There's one near where I live. They're more common than Tim Hortons! (and in this neck of the woods, you can pretty well guarantee you'll run into a Tims' if you walk 15 minutes in any direction)

I get it. The stores themselves are never huge, their design is visually understated. They don't really advertise. Nobody brags about shopping at the dollar store. PRices are very affordable, products are more usable than most would like to admit. They kind of snuck their way into being this huge thing without anybody realizing it.

Maybe it's just a Kitchener thing, I dunno.

They've put up hand-drawn bristol board signs written in sharpy in their windows, saying "WE ARE OPEN" like all the desperate independently-owned businesses are doing. Dollarama's portraying itself as some poor, struggling, small business that needs your support. Give me a break.

Anyway, back to gardening.

Lee-Anne's mom actually dropped off the seedlings. She knows I'm on the hot pepper scene, so she got me those three types. I didn't have the heart to tell her that I've tried to grow peppers before with no luck. Apparently they have pretty picky sun conditions, and I've got a big tree in my backyard that casts shade on my plot. Oh well, we'll see what happens.

She also gave me a mask.


I've got a problem where nearly my entire wardrobe is plaid. Well, now I have a blue plaid mask! I took it out on it's maiden voyage to get the sunflower seeds.

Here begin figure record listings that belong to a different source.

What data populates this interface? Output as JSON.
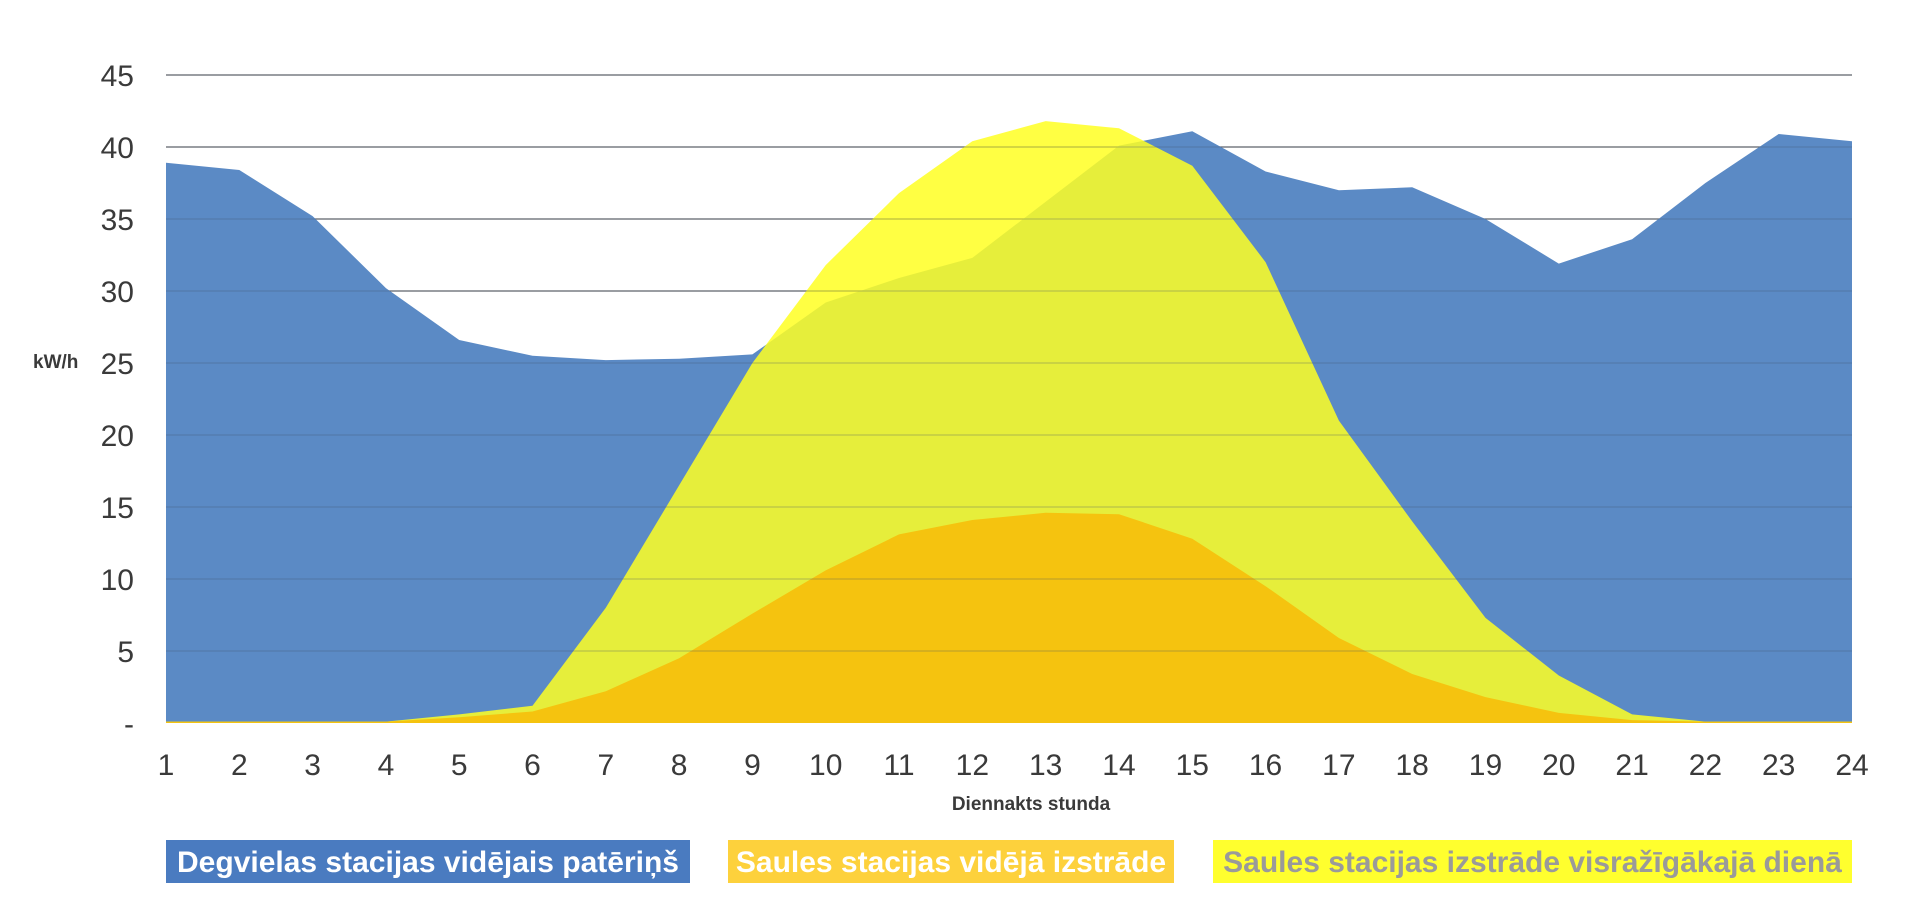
{
  "chart_data": {
    "type": "area",
    "title": "",
    "xlabel": "Diennakts stunda",
    "ylabel": "kW/h",
    "x": [
      "1",
      "2",
      "3",
      "4",
      "5",
      "6",
      "7",
      "8",
      "9",
      "10",
      "11",
      "12",
      "13",
      "14",
      "15",
      "16",
      "17",
      "18",
      "19",
      "20",
      "21",
      "22",
      "23",
      "24"
    ],
    "ylim": [
      0,
      45
    ],
    "yticks": [
      {
        "value": 0,
        "label": "-"
      },
      {
        "value": 5,
        "label": "5"
      },
      {
        "value": 10,
        "label": "10"
      },
      {
        "value": 15,
        "label": "15"
      },
      {
        "value": 20,
        "label": "20"
      },
      {
        "value": 25,
        "label": "25"
      },
      {
        "value": 30,
        "label": "30"
      },
      {
        "value": 35,
        "label": "35"
      },
      {
        "value": 40,
        "label": "40"
      },
      {
        "value": 45,
        "label": "45"
      }
    ],
    "grid": true,
    "legend_position": "bottom",
    "series": [
      {
        "name": "Degvielas stacijas vidējais patēriņš",
        "color": "#5b8ac5",
        "text_color": "#ffffff",
        "values": [
          38.9,
          38.4,
          35.2,
          30.2,
          26.6,
          25.5,
          25.2,
          25.3,
          25.6,
          29.2,
          30.9,
          32.3,
          36.2,
          40.1,
          41.1,
          38.3,
          37.0,
          37.2,
          35.0,
          31.9,
          33.6,
          37.5,
          40.9,
          40.4
        ]
      },
      {
        "name": "Saules stacijas izstrāde visražīgākajā dienā",
        "color": "#ffff22",
        "text_color": "#9a9a9a",
        "opacity": 0.85,
        "values": [
          0.1,
          0.1,
          0.1,
          0.1,
          0.6,
          1.2,
          8.0,
          16.5,
          25.0,
          31.8,
          36.8,
          40.4,
          41.8,
          41.3,
          38.7,
          32.0,
          21.0,
          14.0,
          7.3,
          3.3,
          0.6,
          0.1,
          0.1,
          0.1
        ]
      },
      {
        "name": "Saules stacijas vidējā izstrāde",
        "color": "#f5c30f",
        "text_color": "#ffffff",
        "values": [
          0.1,
          0.1,
          0.1,
          0.1,
          0.4,
          0.8,
          2.2,
          4.5,
          7.6,
          10.6,
          13.1,
          14.1,
          14.6,
          14.5,
          12.8,
          9.5,
          5.9,
          3.4,
          1.8,
          0.7,
          0.2,
          0.1,
          0.1,
          0.1
        ]
      }
    ],
    "legend": [
      {
        "label": "Degvielas stacijas vidējais patēriņš",
        "bg": "#4a7bc0",
        "fg": "#ffffff"
      },
      {
        "label": "Saules stacijas vidējā izstrāde",
        "bg": "#fdd13c",
        "fg": "#ffffff"
      },
      {
        "label": "Saules stacijas izstrāde visražīgākajā dienā",
        "bg": "#ffff2e",
        "fg": "#9a9a9a"
      }
    ]
  }
}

Apparently masks are being politicized. Initially, we were told that wearing a mask provided little if any protection, and that you actually created a greater risk of contamination by mishandling your mask. Now, they're required on entry into some stores.

What I'm hearing is that you have "pro-mask" cultures and "anti-mask" cultures, and Canada is anti-mask. While we promote freedom of religion, Muslim women who choose to wear face coverings are required to have their photos taken with their garments removed for identification purposes. Generally speaking, people influenced by Asian cultures are quicker to don surgical masks for reasons ranging between an infectious outbreak and simple dust. Ethnic minorities who choose to wear masks are often seen as a symbol of gang affiliation. You're not allowed to wear masks in school fo Halloween.

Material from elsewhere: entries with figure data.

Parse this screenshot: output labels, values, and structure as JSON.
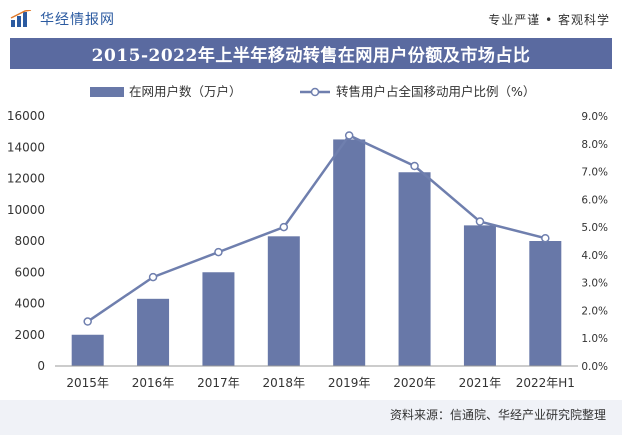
{
  "header": {
    "brand": "华经情报网",
    "slogan": "专业严谨 • 客观科学"
  },
  "colors": {
    "bar": "#6878a8",
    "line": "#6f7fae",
    "banner": "#5a6aa0",
    "brand": "#2b5aa0"
  },
  "chart_data": {
    "type": "bar",
    "title": "2015-2022年上半年移动转售在网用户份额及市场占比",
    "categories": [
      "2015年",
      "2016年",
      "2017年",
      "2018年",
      "2019年",
      "2020年",
      "2021年",
      "2022年H1"
    ],
    "series": [
      {
        "name": "在网用户数（万户）",
        "type": "bar",
        "axis": "left",
        "values": [
          2000,
          4300,
          6000,
          8300,
          14500,
          12400,
          9000,
          8000
        ]
      },
      {
        "name": "转售用户占全国移动用户比例（%）",
        "type": "line",
        "axis": "right",
        "values": [
          1.6,
          3.2,
          4.1,
          5.0,
          8.3,
          7.2,
          5.2,
          4.6
        ]
      }
    ],
    "left_axis": {
      "min": 0,
      "max": 16000,
      "step": 2000,
      "ticks": [
        "0",
        "2000",
        "4000",
        "6000",
        "8000",
        "10000",
        "12000",
        "14000",
        "16000"
      ]
    },
    "right_axis": {
      "min": 0,
      "max": 9,
      "step": 1,
      "ticks": [
        "0.0%",
        "1.0%",
        "2.0%",
        "3.0%",
        "4.0%",
        "5.0%",
        "6.0%",
        "7.0%",
        "8.0%",
        "9.0%"
      ]
    },
    "legend_position": "top"
  },
  "footer": {
    "source": "资料来源：信通院、华经产业研究院整理"
  }
}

So thoughts are that our firm disdain for masks as a culture put a bias in our approach to the pandemic. Now that we've had time to evaluate, we're trying to transition from an "anti-mask" society to a "pro-mask" society.

I'm still hesitant, because I feel like physical distancing and hand-washing are still our two best solutions to stop the spread of the virus, and I worry that if people see masks as the primary solution, they'll be like, "I can go to my rugby game, I'm wearing a mask!"

But now I'm wearing one just to remind people that the pandemic is still ongoing. People around here have relaxed way too much. The weather is better, it is brightening peoples' spirits and reducing their fear. People are weary from staying isolated for two months, and there has recently been a small relaxation in services that had been prohibited. Canadian Tire and Home Depot are open, garden centres opened, clothing stores that have an external entrance and exit have been opened, including the second hand store across the street, and restrictions on medical businesses such as dentists and optometrists are now allowed to see non-emergency clients again. Of course, all these businesses have to maintain certain safety precautions.

People don't realize that the country is walking a tightrope between public health and the economy, and the only reason that we can safely enter the second stage of our pandemic response is because when it started, we weren't practiced in how to slow the spread of an infectious disease. We should now be using what we learned to carefully reopen the economy.

But the parking lot is filled with children wrestling and sweating all over each other. My backyard is full of people playing soccer (since soccer fields are still closed). I got hit by a soccer ball three times when I was putting my garden in.